Varda's death was immediately felt across the movie industry. The Cannes Film Festival said: "The place she occupied is irreplaceable. Agnès loved images, words and people. She's one of those whose youth will never fade." ''Moonlight" filmmaker Barry Jenkins recalled a legend whose "life and work were undeniably fused."
Arlette Varda was born in Brussels, Belgium on May 30, 1928 to a French mother and Greek father. Varda, who later changed her name to Agnes, started as a photographer after studying literature and arts. In 1951, she was appointed official photographer of the Theatre National Populaire, and remained in that position for the next decade.
In 1954, well before Godard and Francois Truffaut became the emblematic figures of the New Wave, Varda's first movie, "La Pointe Courte," followed a couple going through a crisis in the small port of Sete on the Mediterranean coast. The movie was cut by Alain Resnais but was regarded as too radical at the time and only had a limited release. Varda contrasted the young couple's story with the local villagers' struggle to survive, eventually linking the two seemingly disparate ways of life.
She deliberately used a real fishing village, wanting to give the film the look of a documentary. "I've always been using reality as a texture to understand better," she said. "I like for stories to look true."
She made several documentary shorts, but inadequate funds prevented Varda from making her next feature, "Cleo From 5 to 7," until 1961. Backed by French businessman Georges de Beauregard, who had supported Jean-Luc Godard's "Breathless," the film studied Cleo's evolvement from a shallow pop star to an authentic human being capable of understanding pain in herself and others.
"I obliged myself to follow the time. Ninety minutes, one after another. Real time and real geography," said Varda. "I filmed all the steps, all the streets. What she does, it could be retraced. I gave myself something difficult because inside the difficulty, I wanted to hear her heart beating."
The widely hailed "Cleo" built anticipation for her next film, "Happiness," which won the Silver Bear award at the 1965 Berlin Festival.
Varda married Demy, the "Umbrellas of Cherbourg" director, in 1962 and two were married until his death in 1990. They worked separately but alongside each other, regularly occupying opposite sides of the courtyard of their Paris home.
The filmmaking couple also spent several years in Hollywood in the late '60s.
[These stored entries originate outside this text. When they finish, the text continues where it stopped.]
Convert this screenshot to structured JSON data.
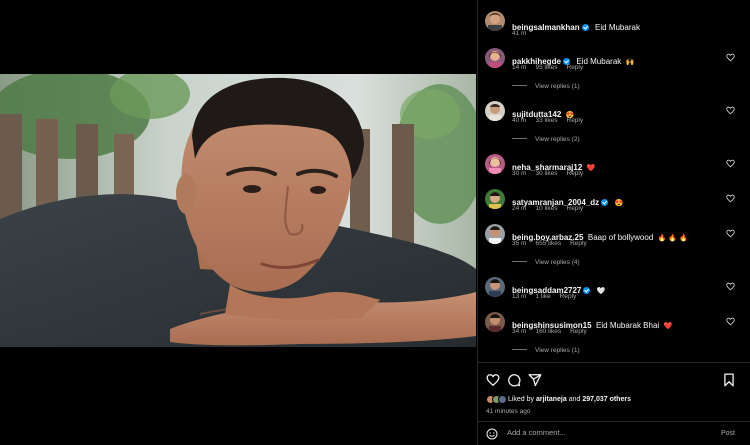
{
  "post": {
    "author": "beingsalmankhan",
    "caption": "Eid Mubarak",
    "time": "41 m"
  },
  "comments": [
    {
      "user": "pakkhihegde",
      "verified": true,
      "text": "Eid Mubarak",
      "emoji": "🙌",
      "time": "14 m",
      "likes": "95 likes",
      "reply": "Reply",
      "view_replies": "View replies (1)"
    },
    {
      "user": "sujitdutta142",
      "verified": false,
      "text": "",
      "emoji": "😍",
      "time": "40 m",
      "likes": "33 likes",
      "reply": "Reply",
      "view_replies": "View replies (2)"
    },
    {
      "user": "neha_sharmaraj12",
      "verified": false,
      "text": "",
      "emoji": "❤️",
      "time": "30 m",
      "likes": "30 likes",
      "reply": "Reply",
      "view_replies": ""
    },
    {
      "user": "satyamranjan_2004_dz",
      "verified": true,
      "text": "",
      "emoji": "😍",
      "time": "24 m",
      "likes": "10 likes",
      "reply": "Reply",
      "view_replies": ""
    },
    {
      "user": "being.boy.arbaz.25",
      "verified": false,
      "text": "Baap of bollywood",
      "emoji": "🔥 🔥 🔥",
      "time": "35 m",
      "likes": "655 likes",
      "reply": "Reply",
      "view_replies": "View replies (4)"
    },
    {
      "user": "beingsaddam2727",
      "verified": true,
      "text": "",
      "emoji": "🤍",
      "time": "13 m",
      "likes": "1 like",
      "reply": "Reply",
      "view_replies": ""
    },
    {
      "user": "beingshinsusimon15",
      "verified": false,
      "text": "Eid Mubarak Bhai",
      "emoji": "❤️",
      "time": "34 m",
      "likes": "160 likes",
      "reply": "Reply",
      "view_replies": "View replies (1)"
    }
  ],
  "likes_summary": {
    "prefix": "Liked by",
    "user": "arjitaneja",
    "middle": "and",
    "count": "297,037 others"
  },
  "time_ago": "41 minutes ago",
  "add_comment": {
    "placeholder": "Add a comment...",
    "post_label": "Post"
  },
  "colors": {
    "background": "#000000",
    "text": "#f5f5f5",
    "muted": "#a8a8a8",
    "verified": "#0095f6",
    "divider": "#262626"
  },
  "icons": [
    "heart-icon",
    "comment-icon",
    "share-icon",
    "bookmark-icon",
    "smiley-icon",
    "verified-icon"
  ]
}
Demy made "Model Shop" there while Varda befriended Jim Morrison of the Doors (she was one of just a handful of people to attend Morrison's 1971 funeral in Paris' Père Lachais cemetery), filmed the Los Angeles-set "Lions Love" and interviewed the imprisoned Black Panther leader Huey Newton for the 1968 documentary "Black Panthers."
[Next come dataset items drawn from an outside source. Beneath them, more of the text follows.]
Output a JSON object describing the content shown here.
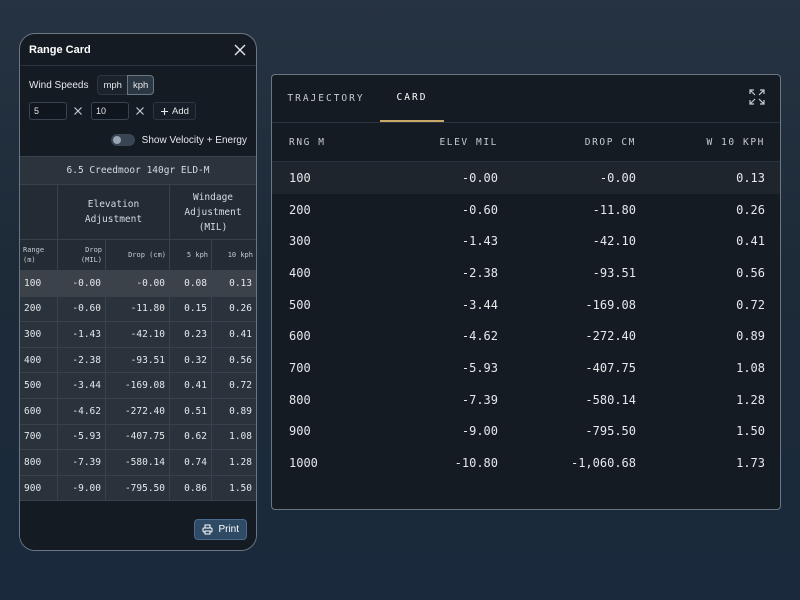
{
  "range_card": {
    "title": "Range Card",
    "wind_speeds_label": "Wind Speeds",
    "units": [
      "mph",
      "kph"
    ],
    "active_unit": "kph",
    "speed_inputs": [
      "5",
      "10"
    ],
    "add_label": "Add",
    "toggle_label": "Show Velocity + Energy",
    "table_caption": "6.5 Creedmoor 140gr ELD-M",
    "group_elevation": "Elevation Adjustment",
    "group_windage": "Windage Adjustment (MIL)",
    "col_range": "Range (m)",
    "col_drop_mil": "Drop (MIL)",
    "col_drop_cm": "Drop (cm)",
    "col_w5": "5 kph",
    "col_w10": "10 kph",
    "rows": [
      {
        "range": "100",
        "drop_mil": "-0.00",
        "drop_cm": "-0.00",
        "w5": "0.08",
        "w10": "0.13"
      },
      {
        "range": "200",
        "drop_mil": "-0.60",
        "drop_cm": "-11.80",
        "w5": "0.15",
        "w10": "0.26"
      },
      {
        "range": "300",
        "drop_mil": "-1.43",
        "drop_cm": "-42.10",
        "w5": "0.23",
        "w10": "0.41"
      },
      {
        "range": "400",
        "drop_mil": "-2.38",
        "drop_cm": "-93.51",
        "w5": "0.32",
        "w10": "0.56"
      },
      {
        "range": "500",
        "drop_mil": "-3.44",
        "drop_cm": "-169.08",
        "w5": "0.41",
        "w10": "0.72"
      },
      {
        "range": "600",
        "drop_mil": "-4.62",
        "drop_cm": "-272.40",
        "w5": "0.51",
        "w10": "0.89"
      },
      {
        "range": "700",
        "drop_mil": "-5.93",
        "drop_cm": "-407.75",
        "w5": "0.62",
        "w10": "1.08"
      },
      {
        "range": "800",
        "drop_mil": "-7.39",
        "drop_cm": "-580.14",
        "w5": "0.74",
        "w10": "1.28"
      },
      {
        "range": "900",
        "drop_mil": "-9.00",
        "drop_cm": "-795.50",
        "w5": "0.86",
        "w10": "1.50"
      }
    ],
    "print_label": "Print"
  },
  "trajectory_card": {
    "tabs": [
      "TRAJECTORY",
      "CARD"
    ],
    "active_tab": "CARD",
    "headers": [
      "RNG M",
      "ELEV MIL",
      "DROP CM",
      "W 10 KPH"
    ],
    "rows": [
      {
        "rng": "100",
        "elev": "-0.00",
        "drop": "-0.00",
        "w": "0.13"
      },
      {
        "rng": "200",
        "elev": "-0.60",
        "drop": "-11.80",
        "w": "0.26"
      },
      {
        "rng": "300",
        "elev": "-1.43",
        "drop": "-42.10",
        "w": "0.41"
      },
      {
        "rng": "400",
        "elev": "-2.38",
        "drop": "-93.51",
        "w": "0.56"
      },
      {
        "rng": "500",
        "elev": "-3.44",
        "drop": "-169.08",
        "w": "0.72"
      },
      {
        "rng": "600",
        "elev": "-4.62",
        "drop": "-272.40",
        "w": "0.89"
      },
      {
        "rng": "700",
        "elev": "-5.93",
        "drop": "-407.75",
        "w": "1.08"
      },
      {
        "rng": "800",
        "elev": "-7.39",
        "drop": "-580.14",
        "w": "1.28"
      },
      {
        "rng": "900",
        "elev": "-9.00",
        "drop": "-795.50",
        "w": "1.50"
      },
      {
        "rng": "1000",
        "elev": "-10.80",
        "drop": "-1,060.68",
        "w": "1.73"
      }
    ]
  },
  "colors": {
    "accent_tab_underline": "#c9a86a",
    "print_button": "#2f4a65",
    "panel_bg": "#141b23"
  },
  "icons": {
    "close": "close-icon",
    "clear": "x-icon",
    "add": "plus-icon",
    "print": "printer-icon",
    "expand": "expand-icon"
  }
}
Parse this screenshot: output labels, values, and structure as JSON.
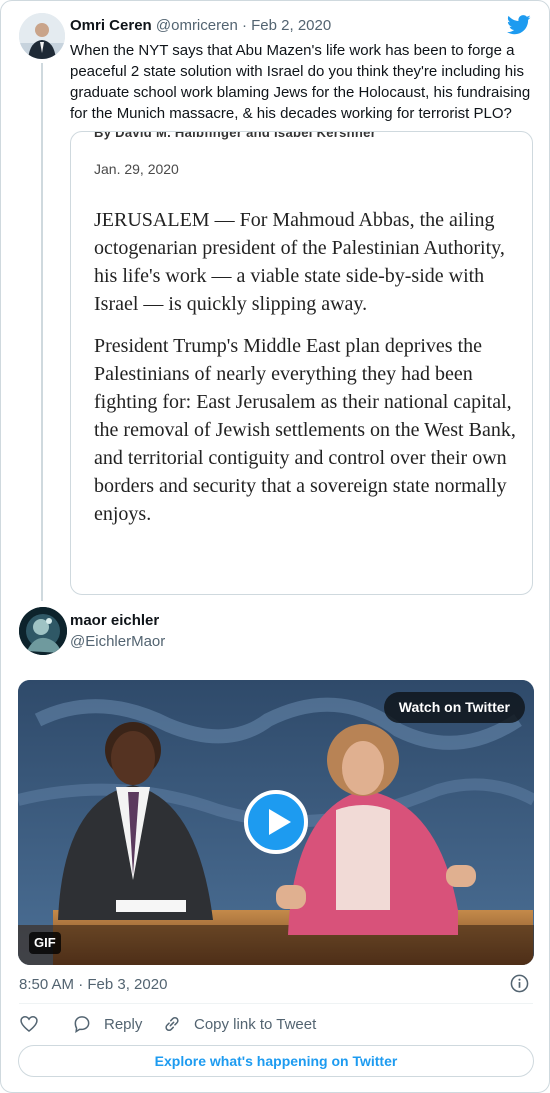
{
  "quoted_tweet": {
    "author_name": "Omri Ceren",
    "handle": "@omriceren",
    "separator": "·",
    "date": "Feb 2, 2020",
    "text": "When the NYT says that Abu Mazen's life work has been to forge a peaceful 2 state solution with Israel do you think they're including his graduate school work blaming Jews for the Holocaust, his fundraising for the Munich massacre, & his decades working for terrorist PLO?",
    "article": {
      "byline": "By David M. Halbfinger and Isabel Kershner",
      "date": "Jan. 29, 2020",
      "paragraphs": [
        "JERUSALEM — For Mahmoud Abbas, the ailing octogenarian president of the Palestinian Authority, his life's work — a viable state side-by-side with Israel — is quickly slipping away.",
        "President Trump's Middle East plan deprives the Palestinians of nearly everything they had been fighting for: East Jerusalem as their national capital, the removal of Jewish settlements on the West Bank, and territorial contiguity and control over their own borders and security that a sovereign state normally enjoys."
      ]
    }
  },
  "reply_tweet": {
    "author_name": "maor eichler",
    "handle": "@EichlerMaor",
    "media": {
      "watch_label": "Watch on Twitter",
      "badge": "GIF"
    },
    "timestamp": "8:50 AM · Feb 3, 2020",
    "actions": {
      "reply": "Reply",
      "copy_link": "Copy link to Tweet"
    },
    "explore_label": "Explore what's happening on Twitter"
  },
  "colors": {
    "accent": "#1d9bf0",
    "secondary_text": "#536471",
    "border": "#cfd9de"
  },
  "icons": [
    "twitter-bird-icon",
    "info-icon",
    "heart-icon",
    "reply-icon",
    "link-icon",
    "play-icon"
  ]
}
She and Demy had two children together: Mathieu Demy and Rosalie Varda, who both found career in French filmmaking. Varda is survived by both.
Demy's death fueled Varda's late period of documentaries, including several heartfelt tributes to her husband including 1991's "Jacquot de Nantes."
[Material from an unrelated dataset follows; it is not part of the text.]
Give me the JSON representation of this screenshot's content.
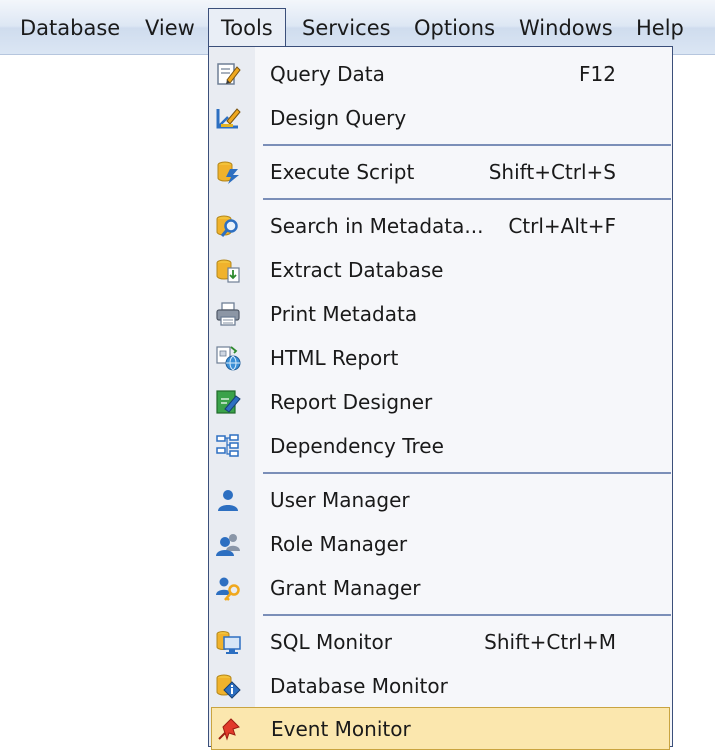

"I had to stay alive even though he died. I made two films about him. Then I went off and I did cinema. Fiction films are beautiful but documentaries put you at peace with the world. You try to make the world understandable, make the people come near to you."
One of those documentaries, the 2000 film "The Gleaners and I," is considered by some her masterwork. Documenting people who live off the garbage thrown out by others, it's a meditation on waste and reuse, art and death.
"Filming, especially a documentary, is gleaning," Varda told IndieWire. "Because you pick what you find. You bend. You go around. You are curious."